The classification method according to item 7 of the scope of patent application, wherein the step of screening the first feature set according to the correlation and weight of the plurality of first features to generate a second feature set includes: Select multiple features with a correlation greater than a threshold value from the multiple first features; and select the key feature with the largest weight from the multiple features, and delete Features other than the key feature among the plurality of features.

The classification method according to item 7 of the scope of patent application, wherein the step of grouping the plurality of data according to the second feature set to generate a grouping result includes: a K-means algorithm based on the second feature set to generate a grouping result.
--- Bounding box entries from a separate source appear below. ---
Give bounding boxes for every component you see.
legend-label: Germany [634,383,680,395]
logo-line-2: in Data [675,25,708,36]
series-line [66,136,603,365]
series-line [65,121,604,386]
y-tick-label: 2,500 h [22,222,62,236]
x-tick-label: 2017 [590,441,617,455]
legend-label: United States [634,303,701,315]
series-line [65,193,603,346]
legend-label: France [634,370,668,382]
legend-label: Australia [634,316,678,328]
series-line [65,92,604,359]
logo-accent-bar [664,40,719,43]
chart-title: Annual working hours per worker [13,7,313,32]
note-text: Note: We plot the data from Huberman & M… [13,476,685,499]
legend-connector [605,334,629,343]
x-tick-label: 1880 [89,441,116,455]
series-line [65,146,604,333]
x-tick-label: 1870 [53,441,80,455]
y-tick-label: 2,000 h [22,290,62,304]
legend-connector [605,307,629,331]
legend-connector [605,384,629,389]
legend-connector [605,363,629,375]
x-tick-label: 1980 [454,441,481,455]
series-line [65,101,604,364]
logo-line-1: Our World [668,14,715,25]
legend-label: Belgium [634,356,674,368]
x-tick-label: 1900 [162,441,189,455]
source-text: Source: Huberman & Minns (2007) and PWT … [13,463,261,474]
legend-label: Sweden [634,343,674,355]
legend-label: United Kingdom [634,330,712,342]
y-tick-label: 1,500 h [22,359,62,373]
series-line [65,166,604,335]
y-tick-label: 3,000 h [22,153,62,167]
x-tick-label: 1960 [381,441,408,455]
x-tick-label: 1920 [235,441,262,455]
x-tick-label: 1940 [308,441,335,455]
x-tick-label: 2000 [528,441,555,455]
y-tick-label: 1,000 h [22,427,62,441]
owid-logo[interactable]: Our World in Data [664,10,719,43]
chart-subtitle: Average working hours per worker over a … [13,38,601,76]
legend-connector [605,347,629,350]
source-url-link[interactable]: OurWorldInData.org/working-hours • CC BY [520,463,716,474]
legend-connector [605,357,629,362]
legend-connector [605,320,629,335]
The feature set groups the multiple pieces of data to generate the grouping result.

The classification method according to item 7 of the scope of patent application, wherein the step of generating a first decision tree set according to the second feature set and the clustering result includes: based on a random forest algorithm to according to the second feature set and The grouping result generates the first decision tree set having a plurality of first decision trees.

The classification method according to item 7 of the scope of patent application, wherein the second feature set is screened according to the error rate of the multiple first decision trees in the first decision tree set, so as to generate the third feature set The steps include: selecting the decision tree with the lowest error rate from the plurality of first decision trees; and using the features corresponding to the decision tree with the lowest error rate to form the third feature set.

The classification method according to item 7 of the scope of patent application, wherein the step of generating a classification result according to the grouping result and the third feature set further includes: classifying the plurality of data according to the final decision tree, In order to generate the classification result.